O que tinha que ser a viagem dos sonhos virou pesadelo. No dia 9 de abril de 2009, Solange França, professora da Universidade Estadual de Santa Cruz, saiu de Ilhéus com destino a Salvador antes de seguir para Paris, onde pretendia visitar um casal de amigos, fazer contato com instituições de ensino e conhecer, pela primeira vez, a “cidade-luz”.
Logo após sair da aeronave do Aeroporto Internacional Roissy-Charles de Gaulle, a baiana foi detida para conferência da documentação por policiais. Eles queriam verificar passaporte, passagem aérea, dinheiro disponível, seguro, assim como o lugar onde ia se hospedar. Ela apresentou o chamado “certificado de alojamento”, o cartão do plano de saúde, três cartões de crédito, e uma prova que era professora em atividade no Brasil.
As explicações não adiantaram nada. Sem nenhum esclarecimento, a professora e cinco outros brasileiros detidos com ela foram informados de que iam ser expulsos da França pelo primeiro vôo que voltasse ao Brasil. 75 horas depois de ter saído do Aeroporto de Ilhéus, Solange estava de novo em casa, cheia de medo e raiva. Poucos dias depois, ela resolveu escrever um longo texto contando as diversas etapas de sua viajem frustrada.
Ano da França do Brasil
Graças à internet, a história de Solange se espalhou pelo Brasil inteiro, e pela França. O blog do jornalista Luis Nassif deu grande destaque, lembrando que esse episódio pouco glorioso tinha acontecido dias antes da abertura oficial do ano da França no Brasil. A publicação do texto gerou centenas de reações, já que o caso da professora brasileira não é o único.

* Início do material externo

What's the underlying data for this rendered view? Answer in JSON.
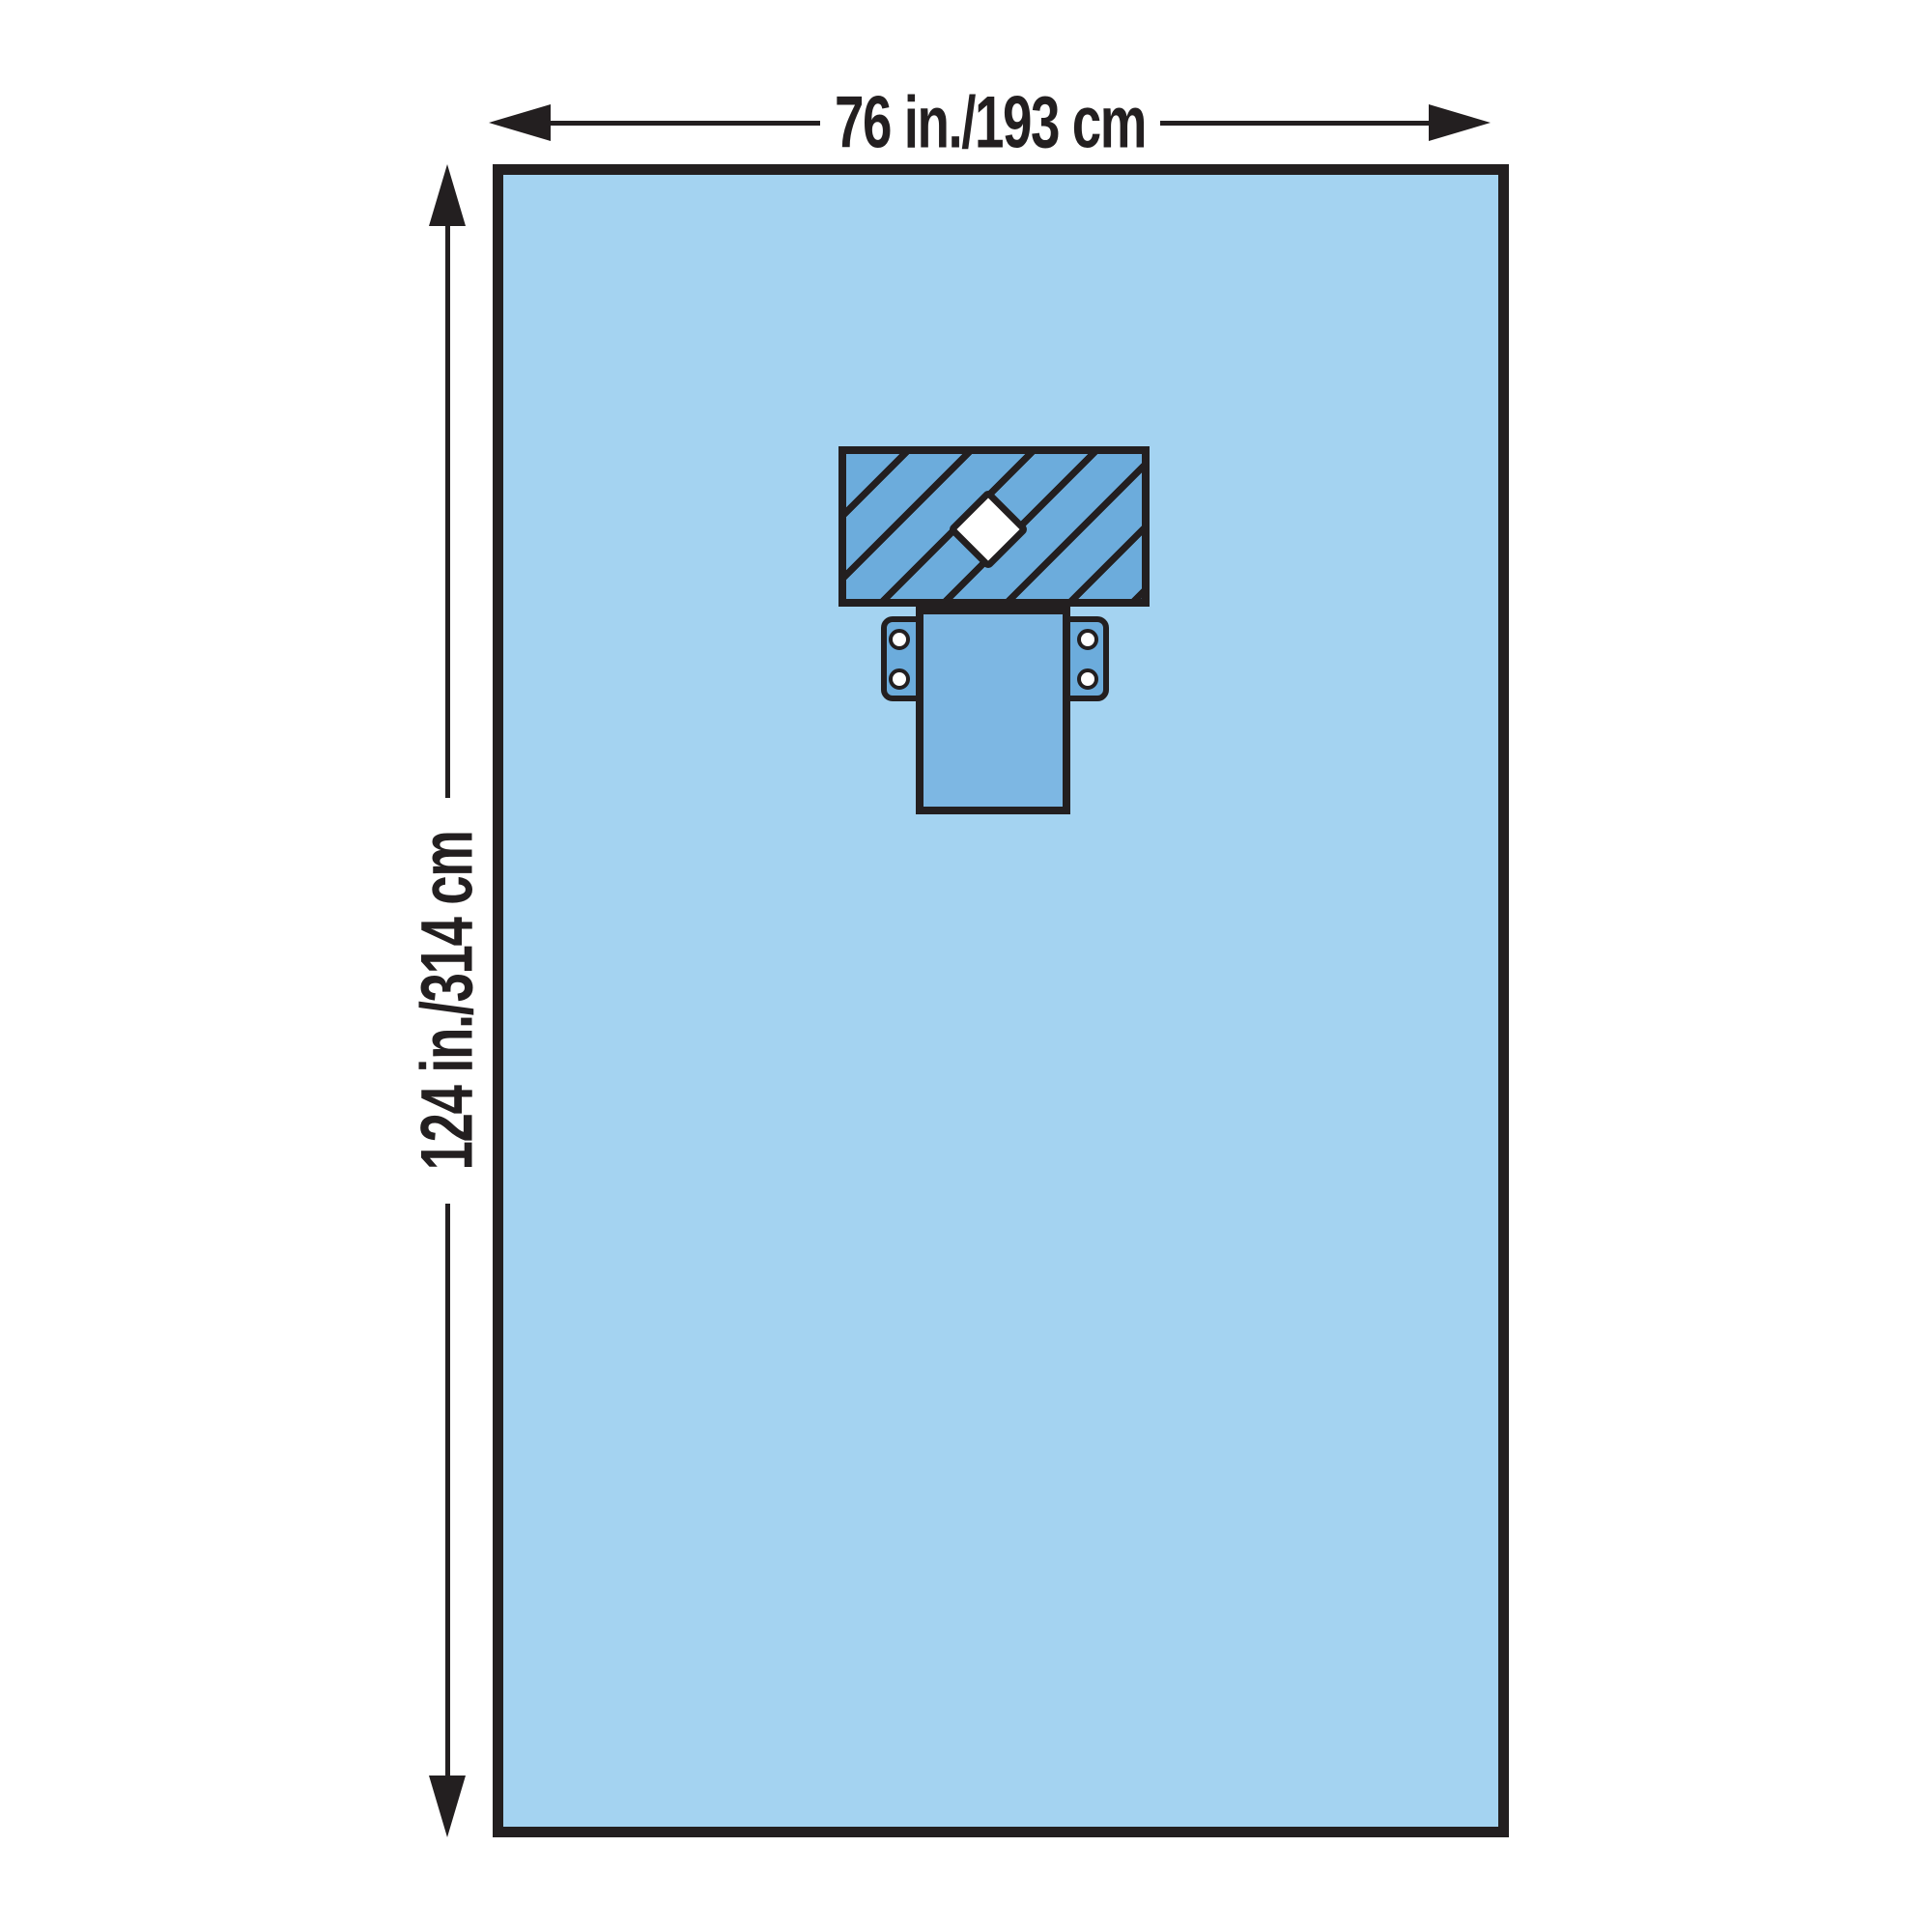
{
  "dimensions": {
    "width_label": "76 in./193 cm",
    "height_label": "124 in./314 cm"
  },
  "colors": {
    "background": "#ffffff",
    "drape_fill": "#a4d3f1",
    "patch_fill": "#6cacdc",
    "panel_fill": "#7db7e3",
    "outline": "#231f20",
    "fenestration_fill": "#ffffff",
    "snap_fill": "#ffffff"
  }
}
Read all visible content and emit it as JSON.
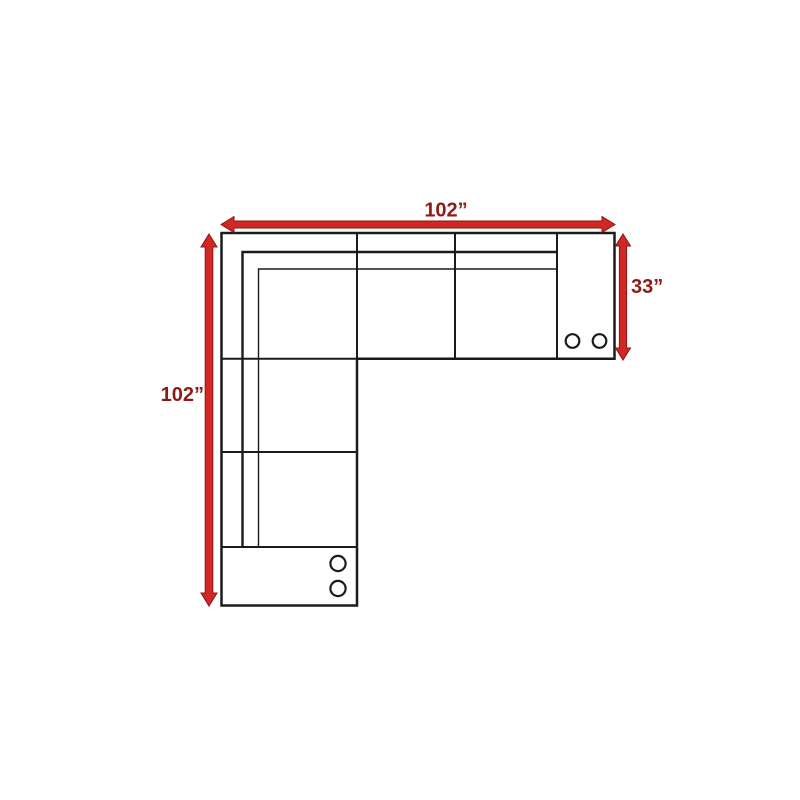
{
  "diagram": {
    "labels": {
      "top_width": "102”",
      "left_height": "102”",
      "right_depth": "33”"
    },
    "colors": {
      "arrow_fill": "#d02824",
      "arrow_edge": "#8e1412",
      "dimension_text": "#8e1c16",
      "outline": "#1b1b1b",
      "surface": "#ffffff",
      "background": "#ffffff"
    }
  }
}
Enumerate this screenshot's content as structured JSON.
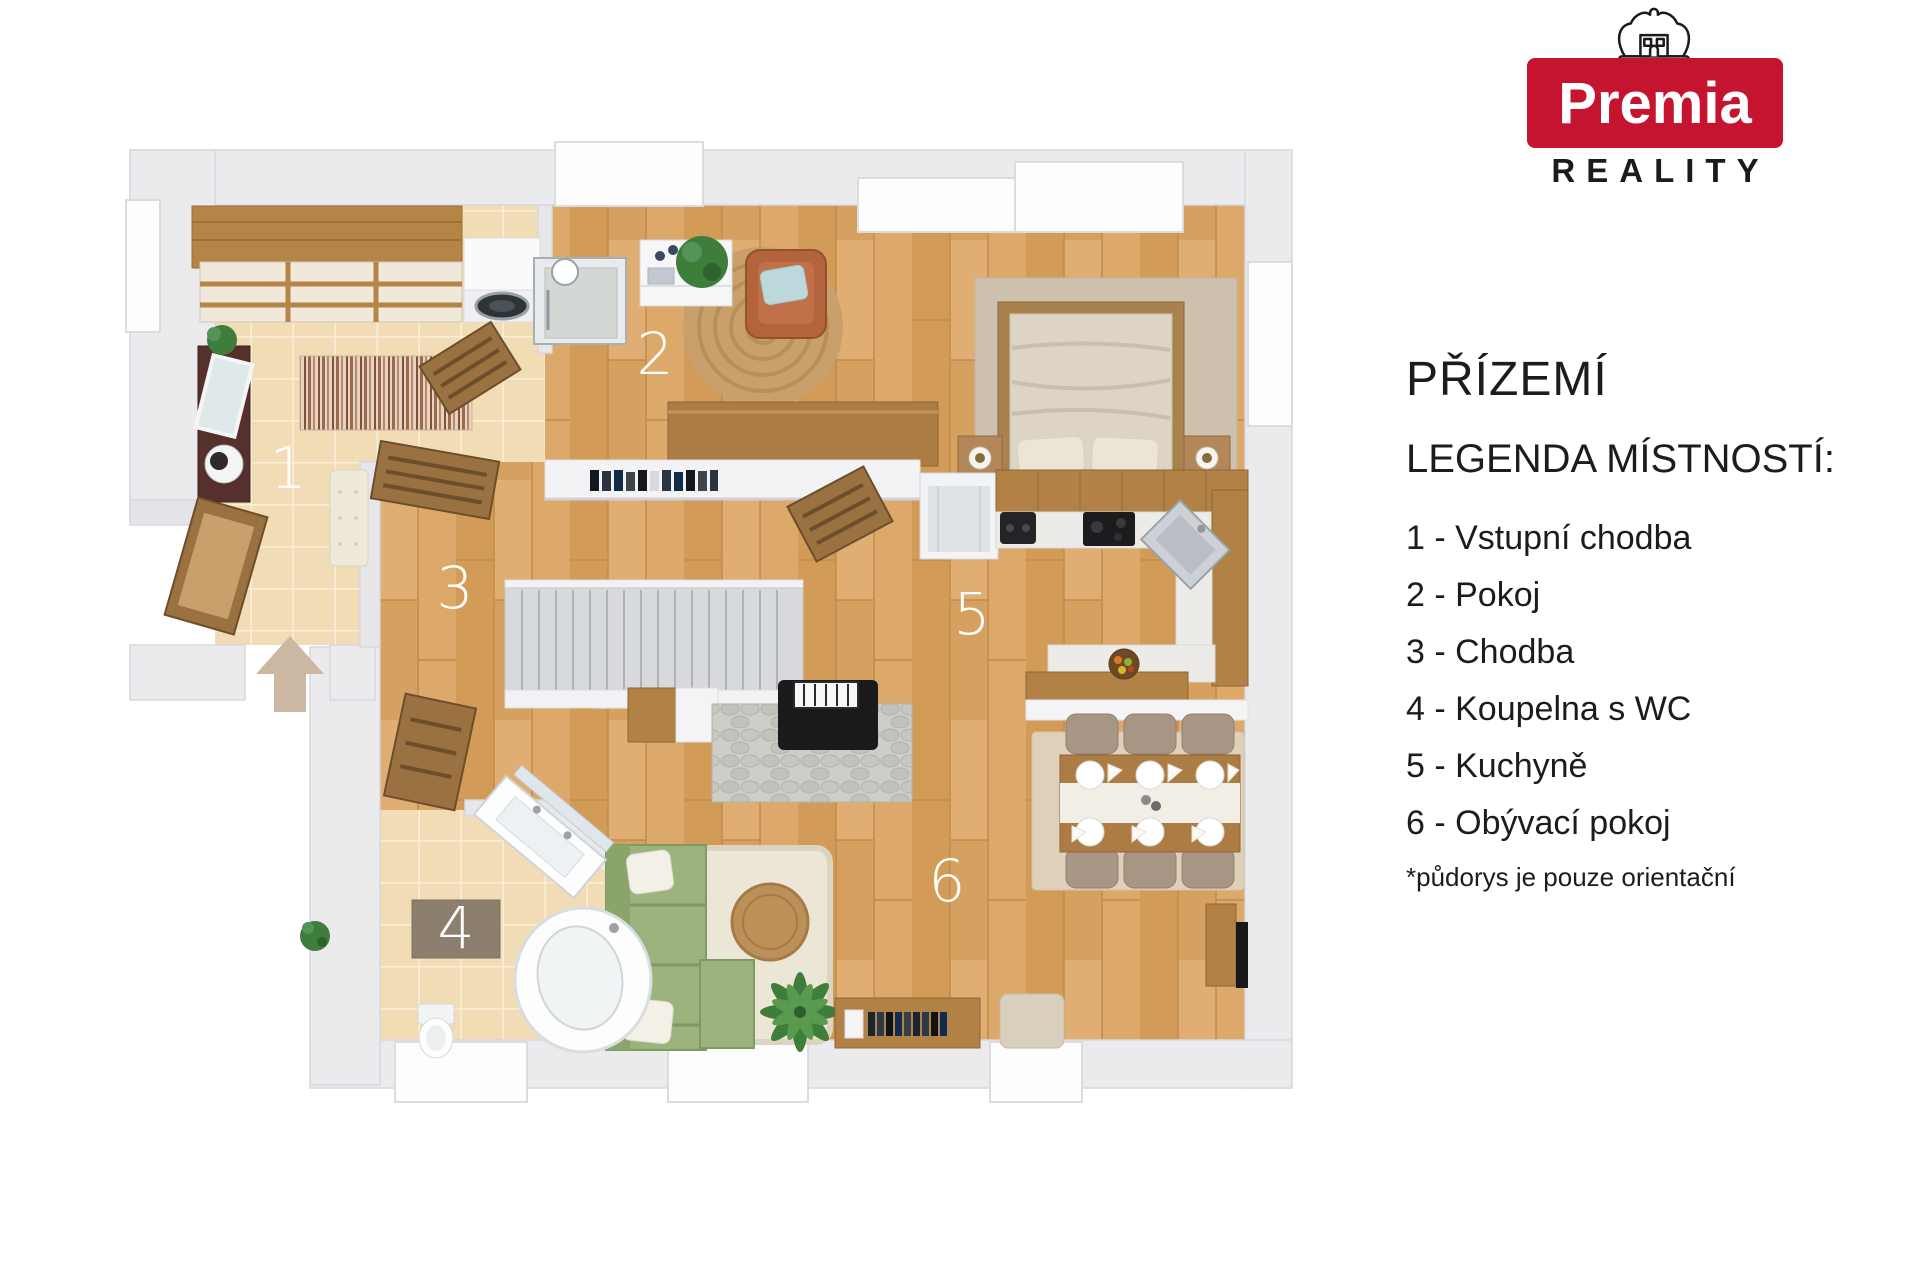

“Naquela época, a situação era absurda. A cada dia, uma média de 12 brasileiros estavam barrados no Aeroporto Internacional Roissy-Charles de Gaulle”, contou Maria Celina de Azevedo Rodrigues, Cônsul-Geral do Brasil em Paris, em entrevista ao Operamundi. “Tínhamos nos tornado a segunda nacionalidade mais barrada na França, atrás apenas dos chineses”, acrescentou. Ela explica que, ao contrário da maioria dos latino-americanos, os brasileiros não precisam de visto de turismo. “Daí o grande número de expulsões, já que os outros não conseguem nem subir no avião”, afirmou.
Reconhecendo o direito de cada país de aceitar ou não visitantes estrangeiros, Rodrigues frisa a deterioração progressiva da situação no aeroporto no começo do ano. “Há um sentimento na França de estar transbordando imigrantes ilegais”, disse. Segunda ela, O problema era que a análise da documentação era feita de maneira totalmente arbitrária, sem dar a chance de julgar a boa fé do turista. “Ninguém comete crime até completar três meses de permanência no país, aí passa a ser ilegal. Mas as pessoas barradas eram simplesmente suspeitas de terem intenção de ficar no território francês”, denunciou a Cônsul-Geral.
A multiplicação dos relatos dos maus tratos no aeroporto – os passageiros eram expulsos sem receber nenhum esclarecimento – incentivou o Consulado Geral a expressar sua insatisfação em Brasília. ”Não posso aceitar que brasileiro seja maltratado e desrespeitado”, insistiu Maria Celina. “Tivemos reuniões com o Ministério da Imigração nas quais pedimos maior discernimento na análise de cada caso”, afirmou.
Metas de expulsão
Desde então, a situação melhorou muito. Nos três primeiros meses de 2009, o número de barrados no Aeroporto de Roissy era de 10 a 12 brasileiros por dia. Agora, a média fica entre um e dois, de acordo com a representação brasileira na capital francesa.
Nenhuma das exigências para o ingresso no país foi suspensa, mas as autoridades ficaram mais atentas à análise dos casos, e evitam os maus tratos. “Deixamos de novo o telefone da embaixada: não têm mais desculpa para fornecer um número errado”, ironizou Maria Celina. Segundo ela, o contexto do Ano da França no Brasil ajudou muito. “Toda essa época comemorativa era perdida pela contrapropaganda que essa onda de repatriação gerou no Brasil”.
Desde a posse do presidente Nicolas Sarkozy, em maio de 2007, o governo francês expulsou mais de 45 mil imigrantes ilegais. Pela primeira vez, as autoridades têm que cumprir metas: em 2008, o objetivo inicial era de 26 mil expulsões. No total, foram expulsas 29.796 pessoas, o que representa um aumento de 28,5% na comparação com 2007, segundo o ministério da imigração.
O aumento do número de expulsões de ilegais foi criticado por associações de defesa dos direitos humanos na França, e até mesmo por sindicatos de policiais, que denunciam uma pressão “para atingir as cifras exigidas”.